![]() |
Winnie Davis |
Poor daughter Winnie, the baby of Davis's six children, born in June, 1864, just weeks after her five-year-old brother fell to his death from a third-story balcony in Richmond. It was months before she had a name other than "Pie Cake."
And, as she came into the world, the old Confederacy was heading out, and her father -- old enough to be her grandfather -- was soon imprisoned. In fact, Winnie and her mom spent the first two years of Winnie's life with Davis in the damp confines of Fortress Monroe in Virginia.
But pretty Winnie, later her father's companion in public, became famous in her time as the ideal of the Old South and was dubbed The Daughter of the Confederacy.
Unfortunately, her romance with the young attorney Fred Wilkinson was doomed from the get-go. The man she'd fallen for was the grandson of a famous abolitionist -- Northern, of course -- and it was nix-nix from Mom and Dad from the start.

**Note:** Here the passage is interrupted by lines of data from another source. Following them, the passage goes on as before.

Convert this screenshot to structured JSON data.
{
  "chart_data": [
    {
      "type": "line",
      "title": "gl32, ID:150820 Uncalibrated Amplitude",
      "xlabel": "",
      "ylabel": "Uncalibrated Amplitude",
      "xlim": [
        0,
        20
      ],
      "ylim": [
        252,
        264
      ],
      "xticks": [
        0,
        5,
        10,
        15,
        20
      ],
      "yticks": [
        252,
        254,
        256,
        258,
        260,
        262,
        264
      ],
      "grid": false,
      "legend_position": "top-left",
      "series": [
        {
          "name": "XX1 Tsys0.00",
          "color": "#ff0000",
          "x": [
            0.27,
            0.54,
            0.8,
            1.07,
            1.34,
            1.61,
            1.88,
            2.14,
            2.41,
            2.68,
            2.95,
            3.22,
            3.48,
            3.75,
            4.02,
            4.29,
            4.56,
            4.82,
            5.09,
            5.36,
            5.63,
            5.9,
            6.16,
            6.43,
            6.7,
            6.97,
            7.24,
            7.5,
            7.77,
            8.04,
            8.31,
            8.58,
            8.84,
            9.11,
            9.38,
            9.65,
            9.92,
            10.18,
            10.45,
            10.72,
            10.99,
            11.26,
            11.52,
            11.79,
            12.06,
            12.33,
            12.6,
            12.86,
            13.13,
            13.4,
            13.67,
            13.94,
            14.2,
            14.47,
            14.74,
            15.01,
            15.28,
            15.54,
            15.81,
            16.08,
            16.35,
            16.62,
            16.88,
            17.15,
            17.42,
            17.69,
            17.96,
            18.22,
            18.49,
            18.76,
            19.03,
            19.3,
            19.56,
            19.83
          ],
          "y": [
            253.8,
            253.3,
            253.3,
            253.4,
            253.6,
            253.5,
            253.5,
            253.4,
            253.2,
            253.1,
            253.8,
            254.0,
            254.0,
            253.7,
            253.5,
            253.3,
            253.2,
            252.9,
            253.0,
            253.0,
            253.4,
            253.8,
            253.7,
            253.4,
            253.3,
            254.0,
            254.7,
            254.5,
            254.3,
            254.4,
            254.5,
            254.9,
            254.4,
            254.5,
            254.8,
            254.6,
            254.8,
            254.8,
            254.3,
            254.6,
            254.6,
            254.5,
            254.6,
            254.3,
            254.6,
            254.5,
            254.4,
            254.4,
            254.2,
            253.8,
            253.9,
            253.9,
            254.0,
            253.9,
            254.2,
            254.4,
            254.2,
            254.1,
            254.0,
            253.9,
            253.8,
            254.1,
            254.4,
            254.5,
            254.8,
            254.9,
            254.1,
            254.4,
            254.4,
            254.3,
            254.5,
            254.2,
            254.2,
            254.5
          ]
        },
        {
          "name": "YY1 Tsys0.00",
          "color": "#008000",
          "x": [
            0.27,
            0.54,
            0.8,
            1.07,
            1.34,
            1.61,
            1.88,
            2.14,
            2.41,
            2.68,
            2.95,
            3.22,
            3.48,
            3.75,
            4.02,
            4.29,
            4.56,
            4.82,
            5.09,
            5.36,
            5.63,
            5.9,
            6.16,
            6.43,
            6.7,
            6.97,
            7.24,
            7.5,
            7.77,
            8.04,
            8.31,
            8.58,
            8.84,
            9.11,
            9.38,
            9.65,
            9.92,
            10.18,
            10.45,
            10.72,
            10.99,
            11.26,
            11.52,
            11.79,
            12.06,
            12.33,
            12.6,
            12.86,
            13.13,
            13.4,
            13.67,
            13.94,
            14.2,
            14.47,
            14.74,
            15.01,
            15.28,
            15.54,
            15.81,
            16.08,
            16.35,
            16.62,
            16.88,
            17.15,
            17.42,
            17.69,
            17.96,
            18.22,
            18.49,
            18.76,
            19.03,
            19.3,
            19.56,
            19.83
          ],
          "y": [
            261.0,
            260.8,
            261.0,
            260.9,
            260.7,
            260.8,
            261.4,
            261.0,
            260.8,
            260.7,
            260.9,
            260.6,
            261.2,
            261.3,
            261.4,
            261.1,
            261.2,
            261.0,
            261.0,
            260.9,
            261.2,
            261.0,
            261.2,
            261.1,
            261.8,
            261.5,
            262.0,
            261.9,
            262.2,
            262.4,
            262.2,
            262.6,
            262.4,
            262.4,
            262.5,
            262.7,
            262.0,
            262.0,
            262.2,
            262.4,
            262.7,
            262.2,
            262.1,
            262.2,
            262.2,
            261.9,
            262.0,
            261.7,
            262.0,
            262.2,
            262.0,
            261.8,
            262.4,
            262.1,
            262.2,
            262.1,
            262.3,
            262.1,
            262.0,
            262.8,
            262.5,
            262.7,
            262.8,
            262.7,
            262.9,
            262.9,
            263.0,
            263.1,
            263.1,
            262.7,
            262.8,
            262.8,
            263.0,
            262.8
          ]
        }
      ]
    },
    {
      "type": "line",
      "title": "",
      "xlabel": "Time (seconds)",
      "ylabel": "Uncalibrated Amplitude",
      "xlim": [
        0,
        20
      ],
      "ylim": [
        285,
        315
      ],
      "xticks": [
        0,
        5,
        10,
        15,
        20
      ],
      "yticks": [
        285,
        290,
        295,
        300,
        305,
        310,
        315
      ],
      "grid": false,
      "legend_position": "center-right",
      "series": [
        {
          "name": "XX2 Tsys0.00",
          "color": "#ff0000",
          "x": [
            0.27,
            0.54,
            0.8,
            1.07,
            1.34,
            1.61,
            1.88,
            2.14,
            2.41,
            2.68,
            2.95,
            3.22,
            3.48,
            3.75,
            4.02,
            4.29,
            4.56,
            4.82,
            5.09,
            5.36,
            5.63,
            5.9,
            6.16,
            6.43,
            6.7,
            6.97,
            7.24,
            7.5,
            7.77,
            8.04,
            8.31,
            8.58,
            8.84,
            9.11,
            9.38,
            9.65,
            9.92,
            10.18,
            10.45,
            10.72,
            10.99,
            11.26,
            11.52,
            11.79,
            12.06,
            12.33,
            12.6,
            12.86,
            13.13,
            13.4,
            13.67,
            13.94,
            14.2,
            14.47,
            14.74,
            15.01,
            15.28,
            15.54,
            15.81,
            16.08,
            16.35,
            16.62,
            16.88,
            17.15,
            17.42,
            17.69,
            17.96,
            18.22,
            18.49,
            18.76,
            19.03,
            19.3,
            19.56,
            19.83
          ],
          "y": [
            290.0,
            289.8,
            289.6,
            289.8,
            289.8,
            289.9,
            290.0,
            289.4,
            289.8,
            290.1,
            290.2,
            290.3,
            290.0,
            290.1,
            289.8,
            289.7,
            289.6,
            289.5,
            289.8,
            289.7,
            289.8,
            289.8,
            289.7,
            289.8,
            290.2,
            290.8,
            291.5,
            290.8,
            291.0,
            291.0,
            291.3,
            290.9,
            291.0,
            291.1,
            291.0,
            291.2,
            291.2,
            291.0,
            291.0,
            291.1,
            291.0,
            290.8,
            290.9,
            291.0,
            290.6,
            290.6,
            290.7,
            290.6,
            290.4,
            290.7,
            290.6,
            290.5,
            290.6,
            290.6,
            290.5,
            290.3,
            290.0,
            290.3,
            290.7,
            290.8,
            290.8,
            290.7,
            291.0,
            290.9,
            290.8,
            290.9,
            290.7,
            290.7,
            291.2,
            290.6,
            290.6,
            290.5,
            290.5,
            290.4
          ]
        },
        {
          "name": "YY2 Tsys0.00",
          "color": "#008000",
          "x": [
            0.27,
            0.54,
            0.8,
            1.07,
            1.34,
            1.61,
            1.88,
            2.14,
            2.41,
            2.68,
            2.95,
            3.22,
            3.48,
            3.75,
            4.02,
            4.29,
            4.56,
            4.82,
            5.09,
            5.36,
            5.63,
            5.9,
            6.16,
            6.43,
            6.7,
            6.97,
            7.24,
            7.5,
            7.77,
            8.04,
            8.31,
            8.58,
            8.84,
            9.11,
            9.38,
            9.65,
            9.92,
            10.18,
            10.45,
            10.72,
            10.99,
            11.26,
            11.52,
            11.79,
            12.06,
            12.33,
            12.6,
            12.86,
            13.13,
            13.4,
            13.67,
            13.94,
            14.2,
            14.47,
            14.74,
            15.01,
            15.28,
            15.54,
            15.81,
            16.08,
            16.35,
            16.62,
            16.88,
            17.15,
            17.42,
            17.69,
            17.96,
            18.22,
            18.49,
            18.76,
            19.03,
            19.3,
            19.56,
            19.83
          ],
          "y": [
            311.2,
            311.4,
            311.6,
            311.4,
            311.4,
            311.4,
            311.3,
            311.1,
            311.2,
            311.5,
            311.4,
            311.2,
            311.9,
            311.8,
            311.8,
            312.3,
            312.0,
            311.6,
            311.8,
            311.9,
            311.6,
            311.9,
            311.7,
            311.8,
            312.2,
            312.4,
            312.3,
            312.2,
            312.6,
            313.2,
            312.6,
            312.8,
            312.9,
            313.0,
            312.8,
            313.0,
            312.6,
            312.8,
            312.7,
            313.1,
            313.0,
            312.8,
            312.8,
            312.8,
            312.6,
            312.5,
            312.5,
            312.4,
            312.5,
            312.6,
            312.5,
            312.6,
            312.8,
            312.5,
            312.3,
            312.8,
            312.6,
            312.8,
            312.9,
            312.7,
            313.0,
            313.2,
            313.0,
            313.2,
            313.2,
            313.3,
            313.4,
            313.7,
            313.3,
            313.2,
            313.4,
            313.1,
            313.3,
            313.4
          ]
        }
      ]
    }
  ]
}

At 2:30 on Sunday, Heath Hardage Lee, former director of education at the Levine Museum and author of "Winnie Davis: Daughter of the Lost Cause" (Potomac Books), will talk about Winnie's life and the role of women in the early days of the New South.
It's bound to be an interesting talk. A depressed Winnie eventually hurled herself across the Atlantic and began writing and publishing Victorian-age romance novels. She died at 33, and at the funeral, in the back pew, sat the man she had loved.
When: 2:30 p.m. Sunday
Where: Levine Museum, 200 E. 7th St., Charlotte, 28202.